In allogeneic stem cell transplant (Allo-SCT) recipients, the cell-mediated and humoral immunogenicity of the 3-dose SARS-CoV-2 vaccination schedule has not been investigated in prospective studies. In a prospective cohort, we recruited 122 Allo-SCT recipients since August 2021, when Ontario began offering a 3-dose vaccine schedule for Allo-SCT recipients. We determined humoral and cell-mediated immunity and adverse effects of the 3-dose SARS-COV-2 vaccination schedule in Allo-SCT recipients. In immunogenicity analysis (n = 95), the median (interquartile range [IQR]) antibody titer against the receptor-binding domain (RBD) of the spike (S) protein after the third dose (10,358.0 U/mL [IQR = 673.9-31,753.0]) was significantly higher than that after the first (10.2 U/mL [IQR = 0.6-37.0]) and the second doses (125.6 U/mL [IQR = 2.8-1251.0]) (P < .0001).
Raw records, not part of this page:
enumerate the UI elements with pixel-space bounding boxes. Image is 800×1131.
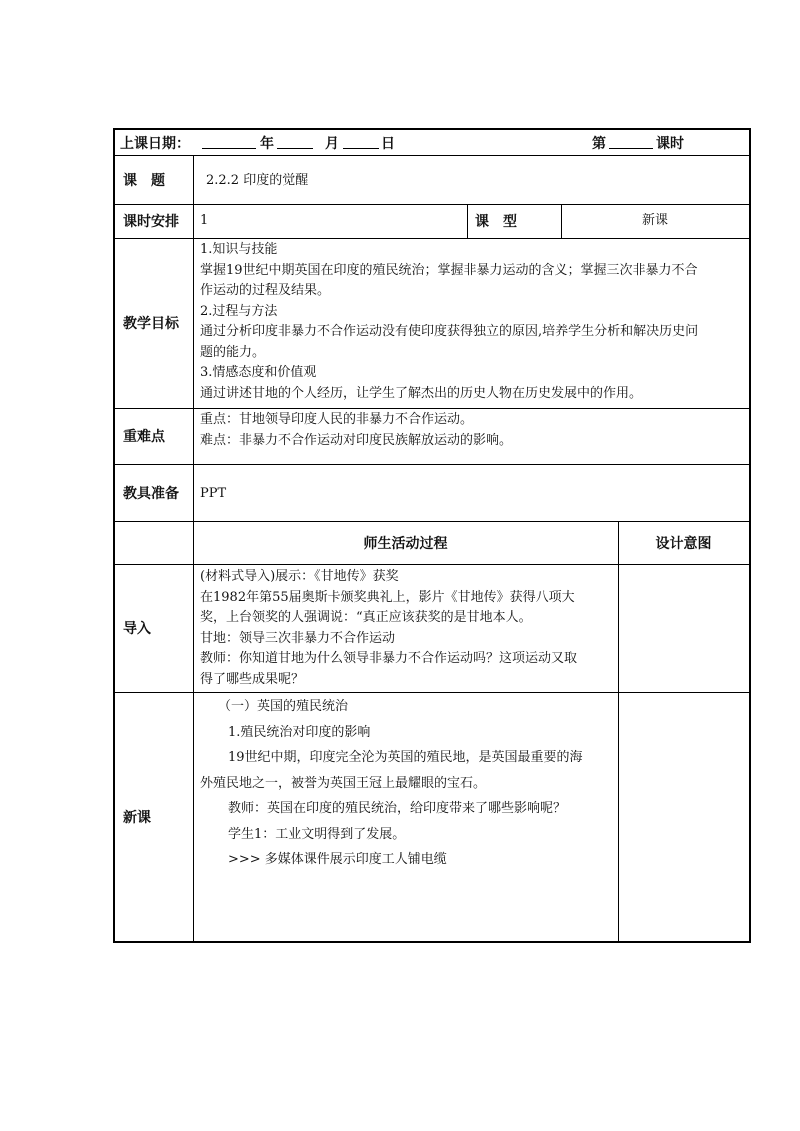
period-suffix: 课时	[656, 136, 684, 152]
date-header-row	[115, 130, 749, 155]
sub-title: 1.殖民统治对印度的影响	[228, 724, 371, 740]
intro-label: 导入	[123, 621, 151, 637]
lesson-type-label: 课 型	[475, 214, 517, 230]
intro-line: 在1982年第55届奥斯卡颁奖典礼上，影片《甘地传》获得八项大	[200, 589, 575, 605]
day-blank[interactable]	[343, 134, 379, 149]
row-divider	[115, 155, 749, 156]
schedule-value: 1	[200, 213, 209, 228]
objective-line: 题的能力。	[200, 344, 266, 360]
objectives-content	[200, 240, 748, 404]
schedule-label: 课时安排	[123, 214, 179, 230]
lesson-type-value: 新课	[641, 212, 668, 228]
intro-line: 得了哪些成果呢？	[200, 671, 305, 687]
key-point-line: 难点：非暴力不合作运动对印度民族解放运动的影响。	[200, 432, 513, 448]
paragraph-line: 外殖民地之一，被誉为英国王冠上最耀眼的宝石。	[200, 775, 487, 791]
intro-line: 甘地：领导三次非暴力不合作运动	[200, 630, 396, 646]
new-lesson-label: 新课	[123, 809, 151, 826]
row-divider	[115, 238, 749, 239]
objective-line: 掌握19世纪中期英国在印度的殖民统治；掌握非暴力运动的含义；掌握三次非暴力不合	[200, 262, 698, 278]
objective-line: 1.知识与技能	[200, 242, 278, 257]
intro-line: 教师：你知道甘地为什么领导非暴力不合作运动吗？这项运动又取	[200, 651, 578, 666]
topic-value: 2.2.2 印度的觉醒	[206, 173, 309, 188]
objective-line: 作运动的过程及结果。	[200, 283, 331, 298]
period-prefix: 第	[592, 136, 606, 152]
student-answer: 学生1：工业文明得到了发展。	[228, 826, 406, 842]
year-blank[interactable]	[202, 134, 256, 149]
row-divider	[115, 564, 749, 565]
objective-line: 3.情感态度和价值观	[200, 365, 317, 380]
period-blank[interactable]	[609, 134, 653, 149]
materials-label: 教具准备	[123, 485, 179, 502]
day-unit: 日	[381, 136, 395, 152]
date-label: 上课日期：	[120, 136, 190, 152]
lesson-plan-table	[113, 128, 751, 943]
row-divider	[115, 464, 749, 465]
year-unit: 年	[260, 136, 274, 152]
row-divider	[115, 408, 749, 409]
month-blank[interactable]	[277, 134, 313, 149]
intro-line: (材料式导入)展示：《甘地传》获奖	[200, 569, 399, 584]
intro-line: 奖，上台领奖的人强调说：“真正应该获奖的是甘地本人。	[200, 610, 532, 625]
teacher-question: 教师：英国在印度的殖民统治，给印度带来了哪些影响呢？	[228, 801, 567, 816]
key-point-line: 重点：甘地领导印度人民的非暴力不合作运动。	[200, 412, 474, 427]
paragraph-line: 19世纪中期，印度完全沦为英国的殖民地，是英国最重要的海	[228, 750, 583, 765]
media-note: >>> 多媒体课件展示印度工人铺电缆	[228, 852, 447, 867]
intro-content	[200, 567, 618, 690]
materials-value: PPT	[200, 486, 227, 501]
row-divider	[115, 692, 749, 693]
design-intent-header: 设计意图	[655, 535, 712, 552]
key-points-content	[200, 410, 748, 451]
topic-label: 课 题	[123, 172, 165, 189]
objective-line: 通过讲述甘地的个人经历，让学生了解杰出的历史人物在历史发展中的作用。	[200, 385, 643, 401]
objective-line: 通过分析印度非暴力不合作运动没有使印度获得独立的原因,培养学生分析和解决历史问	[200, 324, 699, 339]
objective-line: 2.过程与方法	[200, 303, 278, 319]
section-title: （一）英国的殖民统治	[218, 699, 349, 714]
month-unit: 月	[325, 136, 339, 152]
activity-process-header: 师生活动过程	[363, 535, 448, 552]
new-lesson-content	[200, 694, 618, 873]
column-divider	[618, 521, 619, 941]
key-points-label: 重难点	[123, 429, 165, 445]
objectives-label: 教学目标	[123, 316, 179, 332]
The haploidentical donor status was an independent risk factor (adjusted odds ratio = 7.67, 95% confidence interval [CI], 1.86-31.60) for suboptimal antibody response (anti-RBD < 100 U/mL). S-specific CD4+ and CD8+ T-cell responses were measured in a subset of Allo-SCT recipients (n = 20) by flow cytometry. Most developed antigen-specific CD4+ (55%-80%) and CD8+ T-cells (80%) after 2 doses of vaccine. Frequencies of CD4+ polyfunctional (P = .020) and IL-2 monofunctional (P = .013) T-cells significantly increased after the third dose. Twenty-three episodes (23/301 doses [7.6%]) of new-onset or worsening pre-existing graft-versus-host disease (GVHD) occurred, including 4 episodes after the third dose. We observed 4 relapses (3.27%). Seven patients developed SARS-CoV-2 infection despite vaccination, although none required hospitalization. In conclusion, the 3-dose SARS-CoV-2 vaccine schedule provided immunity associated with a low risk of GVHD and other adverse effects. This prospective cohort showed that the third dose of SARS-CoV-2 vaccine in allogeneic stem cell transplant recipients promoted better humoral and cellar immune responses than after the initial series without increasing the risk of GVHD or severe adverse effects.